In 1977 it became clear that a career in Geology was in John's future. He took all the Geology courses offered at Fullerton Community College, then transferred in 1980 to Humboldt State University in Arcata, California to complete is BS in Geology. John graduated in 1982, and then worked for four years in the mineral exploration industry with two mining companies – one in Alaska and one in Nevada. In 1986 John returned to Humboldt to pursue his MS degree in fluvial geomorphology.
From 1986 until 1988 John worked for Redwood National Park while completing requirements for his Master's Degree. John's thesis and project work required the need to process a great deal of data related to grain size distribution, residual stream pool volumes, stream channel morphology and several other parameters. To facilitate the number crunching, John developed several original programs in FORTRAN and BASIC. The computerization saved several man-months of time that would have been needed using a hand-held calculator. It also gave John a clear sense of the future of computers.

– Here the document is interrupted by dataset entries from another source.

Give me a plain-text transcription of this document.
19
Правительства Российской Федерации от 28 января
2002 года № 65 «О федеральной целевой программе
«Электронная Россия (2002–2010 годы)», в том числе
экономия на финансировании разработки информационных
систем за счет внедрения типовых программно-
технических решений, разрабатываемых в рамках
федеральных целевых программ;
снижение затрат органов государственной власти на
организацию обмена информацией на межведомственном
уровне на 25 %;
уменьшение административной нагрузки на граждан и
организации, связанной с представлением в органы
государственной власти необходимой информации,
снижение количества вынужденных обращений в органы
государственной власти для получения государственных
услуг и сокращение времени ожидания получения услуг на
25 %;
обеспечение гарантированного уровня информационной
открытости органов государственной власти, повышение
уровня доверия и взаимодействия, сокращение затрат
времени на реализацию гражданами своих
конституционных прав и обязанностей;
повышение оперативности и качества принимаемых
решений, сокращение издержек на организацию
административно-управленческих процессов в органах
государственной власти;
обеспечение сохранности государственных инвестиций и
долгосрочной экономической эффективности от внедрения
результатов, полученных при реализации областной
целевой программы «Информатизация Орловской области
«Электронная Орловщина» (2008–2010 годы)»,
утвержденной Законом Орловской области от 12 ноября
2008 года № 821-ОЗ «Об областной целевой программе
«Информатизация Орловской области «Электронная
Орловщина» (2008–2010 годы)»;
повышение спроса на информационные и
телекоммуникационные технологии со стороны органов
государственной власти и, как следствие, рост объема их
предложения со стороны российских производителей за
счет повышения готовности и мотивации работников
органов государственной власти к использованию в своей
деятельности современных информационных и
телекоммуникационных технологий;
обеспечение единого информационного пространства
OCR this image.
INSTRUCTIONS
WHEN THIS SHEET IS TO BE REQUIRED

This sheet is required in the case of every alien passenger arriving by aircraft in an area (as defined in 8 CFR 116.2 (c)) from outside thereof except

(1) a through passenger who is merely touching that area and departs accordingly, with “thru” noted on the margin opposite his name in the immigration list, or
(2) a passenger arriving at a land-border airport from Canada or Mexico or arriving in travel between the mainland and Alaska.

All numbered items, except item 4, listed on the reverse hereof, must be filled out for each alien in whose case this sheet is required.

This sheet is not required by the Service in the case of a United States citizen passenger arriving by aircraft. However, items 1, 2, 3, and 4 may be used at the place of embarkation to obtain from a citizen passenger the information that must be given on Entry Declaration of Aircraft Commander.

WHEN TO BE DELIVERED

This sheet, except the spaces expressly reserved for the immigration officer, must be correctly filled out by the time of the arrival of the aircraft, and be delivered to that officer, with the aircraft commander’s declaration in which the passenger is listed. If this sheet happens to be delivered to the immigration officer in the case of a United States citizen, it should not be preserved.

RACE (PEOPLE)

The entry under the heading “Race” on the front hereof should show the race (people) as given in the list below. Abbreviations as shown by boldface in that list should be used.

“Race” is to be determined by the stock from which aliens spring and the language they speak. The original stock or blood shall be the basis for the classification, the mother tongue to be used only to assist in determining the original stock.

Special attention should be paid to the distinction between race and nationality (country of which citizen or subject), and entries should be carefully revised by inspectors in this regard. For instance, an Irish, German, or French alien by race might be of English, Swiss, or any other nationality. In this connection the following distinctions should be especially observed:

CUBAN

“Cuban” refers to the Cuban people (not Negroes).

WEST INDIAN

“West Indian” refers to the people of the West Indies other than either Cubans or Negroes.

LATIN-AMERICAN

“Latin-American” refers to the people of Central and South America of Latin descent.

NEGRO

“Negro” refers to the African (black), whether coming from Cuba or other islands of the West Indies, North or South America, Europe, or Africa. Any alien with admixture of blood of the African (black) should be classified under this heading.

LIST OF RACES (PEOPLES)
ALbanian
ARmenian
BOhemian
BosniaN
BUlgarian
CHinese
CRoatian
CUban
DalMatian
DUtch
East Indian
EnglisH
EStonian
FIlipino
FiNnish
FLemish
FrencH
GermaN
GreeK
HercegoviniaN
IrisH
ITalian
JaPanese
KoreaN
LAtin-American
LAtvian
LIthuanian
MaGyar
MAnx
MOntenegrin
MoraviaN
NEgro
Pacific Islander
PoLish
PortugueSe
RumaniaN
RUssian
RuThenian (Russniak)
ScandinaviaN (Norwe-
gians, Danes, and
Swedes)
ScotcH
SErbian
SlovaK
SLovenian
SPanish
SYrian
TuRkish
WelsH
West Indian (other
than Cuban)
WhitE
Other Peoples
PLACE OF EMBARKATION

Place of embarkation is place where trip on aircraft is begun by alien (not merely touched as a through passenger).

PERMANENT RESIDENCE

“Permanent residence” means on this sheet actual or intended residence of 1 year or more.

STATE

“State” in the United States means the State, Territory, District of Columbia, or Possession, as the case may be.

John graduated again from Humboldt in 1988 and then found work as a geologist with the US Forest Service – a branch of the US Department of Agriculture in Trinity County California - working in the Shasta-Trinity National Forest. Life went on for John from there with an interest in vegetable gardening, fishing, gold mining, contract computer programming and, when the time was available, mineral collecting in Nevada and southern California.
In 1995 the Internet arrived on the scene and John sensed an opportunity to explore his passion for computers and minerals. He spent eight months developing a website to offer minerals with the hope that he would lose money and pay fewer dollars in taxes as a result. The site went live on July 20, 1996. What he did not count on was the immediate success of this endeavor and so on July 5th, 1997 he resigned his position with the Forest Service and became a full-time Internet mineral dealer.
John established the third mineral-based website on the Internet, preceded only by Steve Covey and Bob Keller. The primary focus of his websites are benitoite, reports from various mineral shows he attends, a large auction site (John pioneered mineral auctions for the Internet), and an emphasis on educating the buying public about the scientific aspects of minerals such as their chemistry, crystal form and important associations. His umbrella website is trinityminerals.com, but he has several other active domains including: benitoite.com, tsumeb.com, mineralshows.com, mineralmuseums.com, mineralbooks.com, mineral-auctions.com, and rareterra.com (formerly rareminerals.com).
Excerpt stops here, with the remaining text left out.